Intanto, tornato nel quartiere d’origine, per gli inquirenti non ci avrebbe messo troppo tempo a riprendere la posizione e gli affari di un tempo. Pare, infatti, che come prima cosa avrebbe tentato di rientrare in possesso dei suoi beni, quelli nel frattempo affidati ad altri o intestati a persone “pulite”, di fiducia. Come un’unità immobiliare formalmente intestata a un’amica del boss, che lui ironicamente chiama l’avvocato. Un’amica che si sarebbe dovuta occupare per conto di Scotto di intestare fittiziamente quegli immobili al nipote del boss o ad altri fiduciari, basta che non figurasse proprio lui, che ufficialmente non possedeva nulla e non voleva rischiare, in futuro, un sequestro da parte delle autorità. «Io sono a parte, lo faccio giostrare a loro, hai capito? Perché non è che mi posso mettere nel mezzo, non esiste», diceva intercettato nel 2017 all’amica con cui stava architettando termini e modalità di quella cessione. Ripreso possesso dei suoi beni, poi è la volta del controllo del territorio. Ma non sembra fare troppa fatica, visto il rispetto raccolto all’interno della borgata, sulla quale avrebbe imposto, stando alle indagini, il suo potere decisionale tanto sulle attività economiche lecite quanto su quelle illecite.

«Tutte le questioni, anche le più banali, venivano sottoposte al benestare del boss – scrivono gli inquirenti -. Persino le autorizzazioni degli ambulanti per esercitare nella borgata marinara». A chi sgarrava, come il venditore ambulante di panini che si era piazzato in zona senza rivolgersi a nessuno (16.6.2016), bastava l’intervento, anche blando, di Gaetano Scotto, che intimava al malcapitato di lasciare l’Arenella e questo, puntualmente, pochi giorni dopo non si faceva più vedere. Bastava un semplice diktat del boss per rispondere alla richiesta della sua borgata di non far più lavorare un soggetto indesiderato. Una soggezione tale degli operatori economici della zona perpetrata per mezzo delle care vecchie estorsioni, con cui sarebbe riuscito a controllare il territorio senza alcun bisogno di dispiegare forza alcuna. Ma anche garantendo, in cambio, protezione. Tanto che, per alcuni casi ed episodi precisi, gli inquirenti parlano di «vittime che sono allo stesso tempo fiancheggiatori del potere mafioso». Persone «totalmente assoggettate al potere degli Scotto», tanto da soddisfare qualsiasi loro richiesta. Un sostegno generoso, quello ai componenti della famiglia mafiosa della borgata, che «prendevano soldi da chiunque», come dice lo stesso Scotto intercettato. Emerge, dall’indagine, un assoggettamento generale, di fatti.

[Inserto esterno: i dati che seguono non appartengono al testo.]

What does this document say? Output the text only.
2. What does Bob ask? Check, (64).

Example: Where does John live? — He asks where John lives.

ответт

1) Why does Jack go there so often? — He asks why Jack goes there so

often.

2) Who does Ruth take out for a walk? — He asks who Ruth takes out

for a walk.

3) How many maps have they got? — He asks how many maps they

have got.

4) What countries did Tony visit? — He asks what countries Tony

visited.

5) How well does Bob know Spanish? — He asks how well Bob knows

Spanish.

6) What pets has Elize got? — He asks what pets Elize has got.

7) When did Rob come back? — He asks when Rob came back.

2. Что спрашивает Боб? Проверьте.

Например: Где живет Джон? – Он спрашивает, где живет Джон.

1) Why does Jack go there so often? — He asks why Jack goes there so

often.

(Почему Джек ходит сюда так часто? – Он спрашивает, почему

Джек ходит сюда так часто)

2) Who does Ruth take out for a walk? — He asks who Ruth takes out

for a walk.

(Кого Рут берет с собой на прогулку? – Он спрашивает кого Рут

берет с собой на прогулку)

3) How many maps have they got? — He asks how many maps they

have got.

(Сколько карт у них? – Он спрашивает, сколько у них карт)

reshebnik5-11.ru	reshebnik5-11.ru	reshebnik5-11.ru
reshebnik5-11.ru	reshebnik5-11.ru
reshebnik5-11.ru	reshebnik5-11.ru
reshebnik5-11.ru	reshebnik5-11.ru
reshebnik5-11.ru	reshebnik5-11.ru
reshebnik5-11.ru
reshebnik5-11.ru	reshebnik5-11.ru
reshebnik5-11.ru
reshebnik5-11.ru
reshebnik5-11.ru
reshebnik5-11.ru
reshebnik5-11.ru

Tale che alcune «attività commerciali avevano fatto recapitare a Scotto, subito dopo la sua scarcerazione, delle somme di denaro senza che questi avesse fatto una richiesta esplicita, proprio in virtù dell’assenza di qualsivoglia esposizione da parte di Gaetano Scotto che, nella circostanza, si limitava a “ricevere i frutti” – per citare le carte dell’indagine – avvalendosi dei suoi accoliti incaricati della riscossione». Un sostegno ricompensato però dall’amicizia del boss, dal quale qualcuno pare ricevesse anche qualche confidenza. Tutti, in ogni caso, dovevano pagare, nessuno poteva tirarsi indietro. A maggior ragione se le attività adocchiate dalla famiglia facevano affari d’oro, come quella leader nel settore della ristorazione finita proprio nella loro morsa. Qualora l’imprenditore non si fosse «messo in regola», Scotto prevedeva «brutti discorsi»: «Io ve lo sto dicendo, vi consumate tutti, attummulia uno, attummuliate tutti», avrebbe detto Scotto in risposta alle rimostranze di uno dei soci dell’attività. E sembrano essere state poche, in effetti, le attività che gli avrebbero voltato le spalle. «Là comandavo io, il padrone ero io», si vanta in un’altra intercettazione, raccontando dell’influenza esercitata sull’ennesima attività, uno stabilimento balneare della zona, dove un tempo aveva anche lavorato, entrando nelle grazie del titolare che gli avrebbe fatto spesso gestire la struttura a suo piacimento.